Working along with collaborative partners, she aims to enrich the flexibility of engagement processes to address the specific needs of urban, rural, remote and Indigenous populations.
Some of the cities and communities in Jacquelyne’s area are St’at’imc Nation Communities, Nlaka’pamux Nation Communities, Tsilhqot’in Nation Communities, Secwpemc Nation Communities, Revelstoke, Salmon Arm, Kamloops, Merritt, Williams Lake, and Clear Water. She has worked with health care partners such as Interior Health, Doctors of BC, University of British Columbia, Simon Fraser University, Canadian Mental Health Association, BC Health Regulators and the Ministry of Health.
Get to know more about Jacquelyne:
Why is better health care important to you?
“I hold tight to the belief that there is no final destination on your improvement journey, in all aspects of life. Health care is no exception: if we are not continuously improving and learning from previous efforts to succeed, that is the moment we fail.
I considered it a breath of fresh air to hear Terry Lake, Minister of Health at the time, define repositioning health care as ‘setting priorities for the B.C. health system to focus our efforts on the health care needs of today and tomorrow, rather than continuing to practice under a system largely designed in the 1960s.’

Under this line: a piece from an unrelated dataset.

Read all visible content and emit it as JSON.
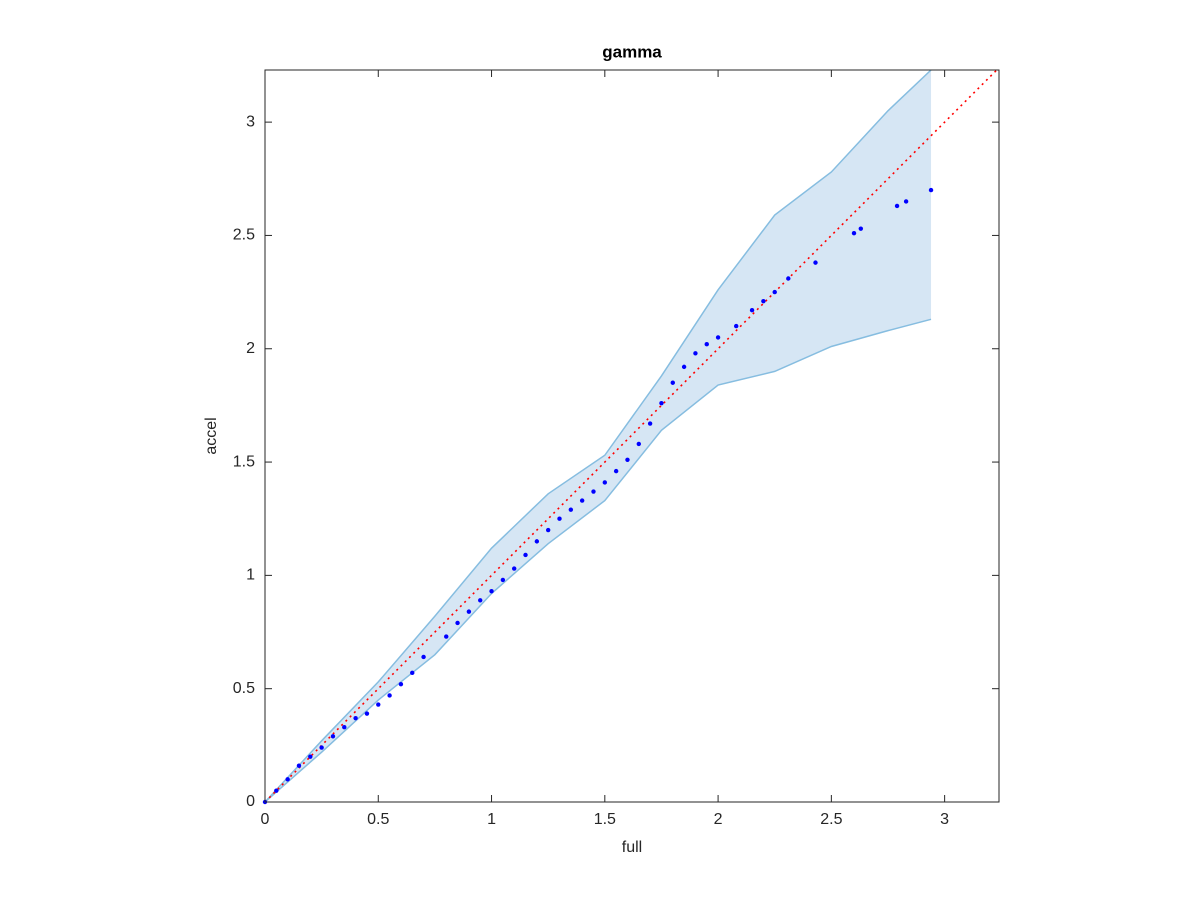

With permission to think outside the box, it is encouraging to imagine the excellence in service that may be achieved when the great minds and perspectives of cross-sector health care professionals, community service providers and patients/families push the boundaries of the status quo and discover new ways of improving the system together.”

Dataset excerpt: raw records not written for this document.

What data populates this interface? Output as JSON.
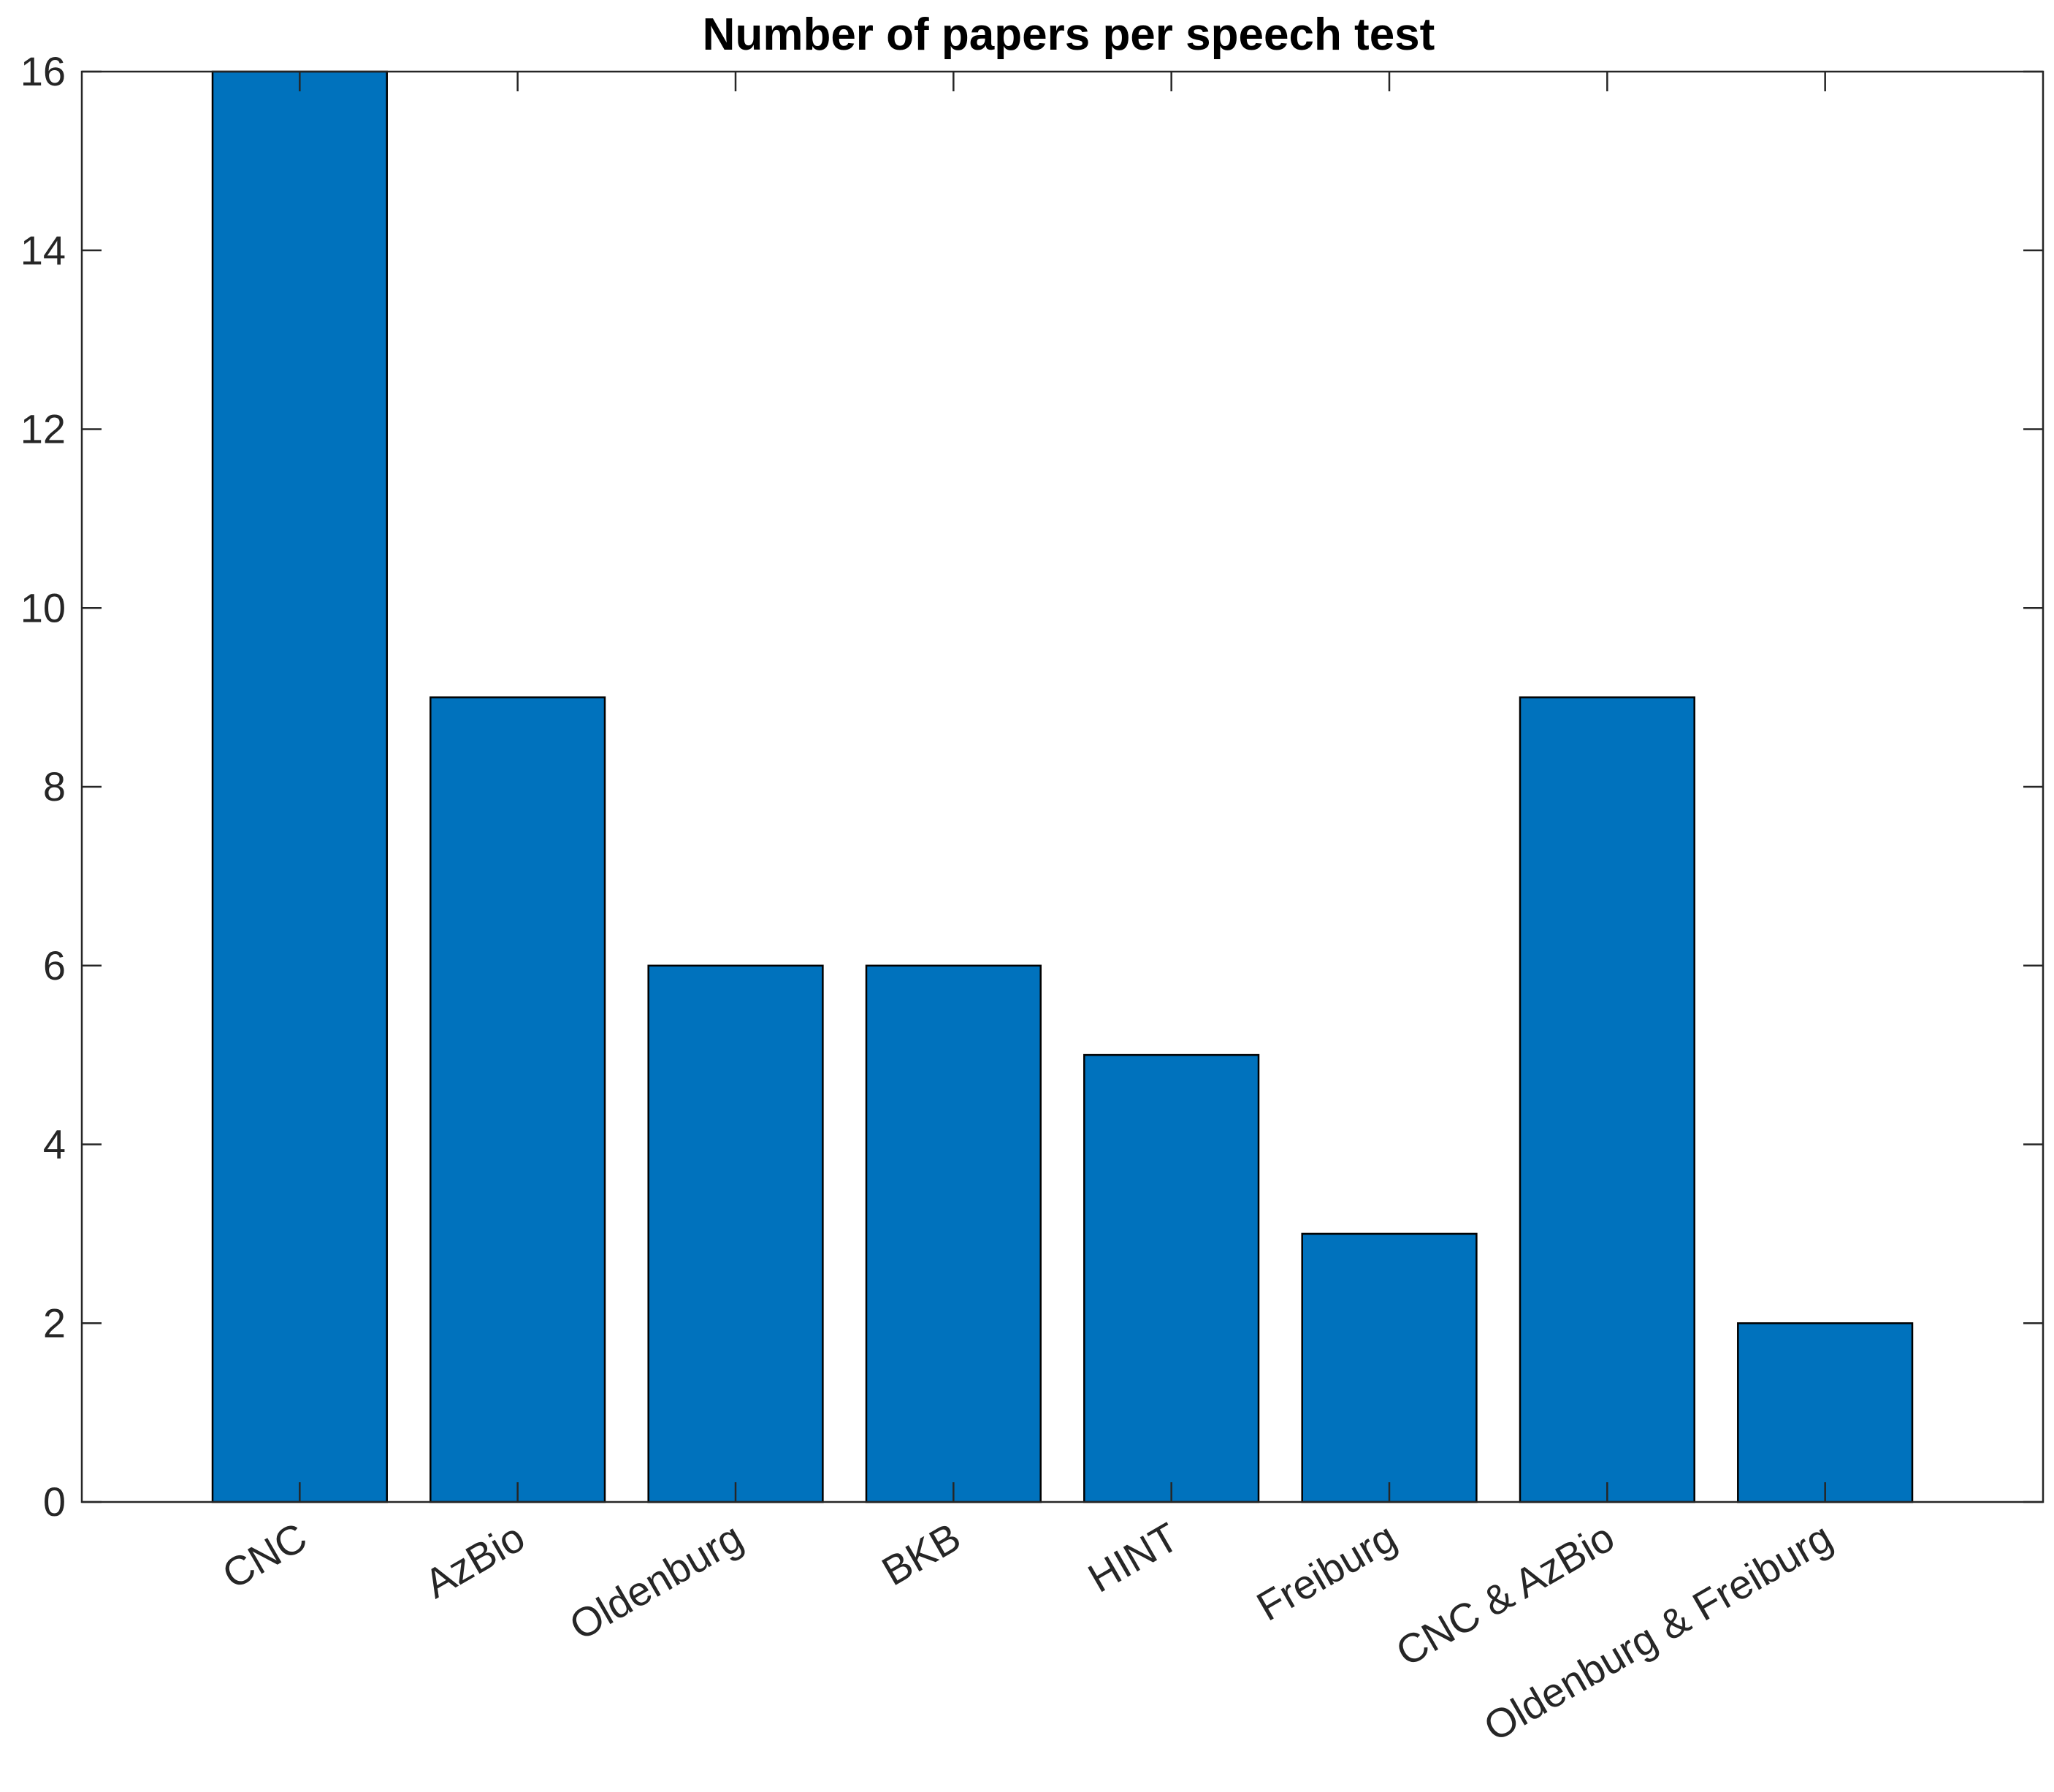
{
  "chart_data": {
    "type": "bar",
    "title": "Number of papers per speech test",
    "xlabel": "",
    "ylabel": "",
    "categories": [
      "CNC",
      "AzBio",
      "Oldenburg",
      "BKB",
      "HINT",
      "Freiburg",
      "CNC & AzBio",
      "Oldenburg & Freiburg"
    ],
    "values": [
      16,
      9,
      6,
      6,
      5,
      3,
      9,
      2
    ],
    "ylim": [
      0,
      16
    ],
    "yticks": [
      "0",
      "2",
      "4",
      "6",
      "8",
      "10",
      "12",
      "14",
      "16"
    ],
    "grid": false,
    "legend": "none",
    "bar_color": "#0072BD",
    "bar_edge_color": "#000000",
    "axis_color": "#262626"
  }
}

How would you describe what happens when patients collaborate with health care partners?
“Perhaps one of the strongest barriers existing between patient and provider collaboration is the misconception of the other’s perspective. When patient partners and health care providers take the leap required to work together, they often recognize the common desire to achieve quality patient-centred care. This allows them to set frustrations aside and empathize with the other’s challenges and perspectives in navigating the system. I have heard from directors and administrators that the patient perspective has been so valuable in their understanding of service gaps and successes that they would not attempt future improvement work without patient engagement.”
What do you enjoy most about connecting patient partners and care providers?
“I really enjoy hearing the passionate stories about the outcomes of their work together!”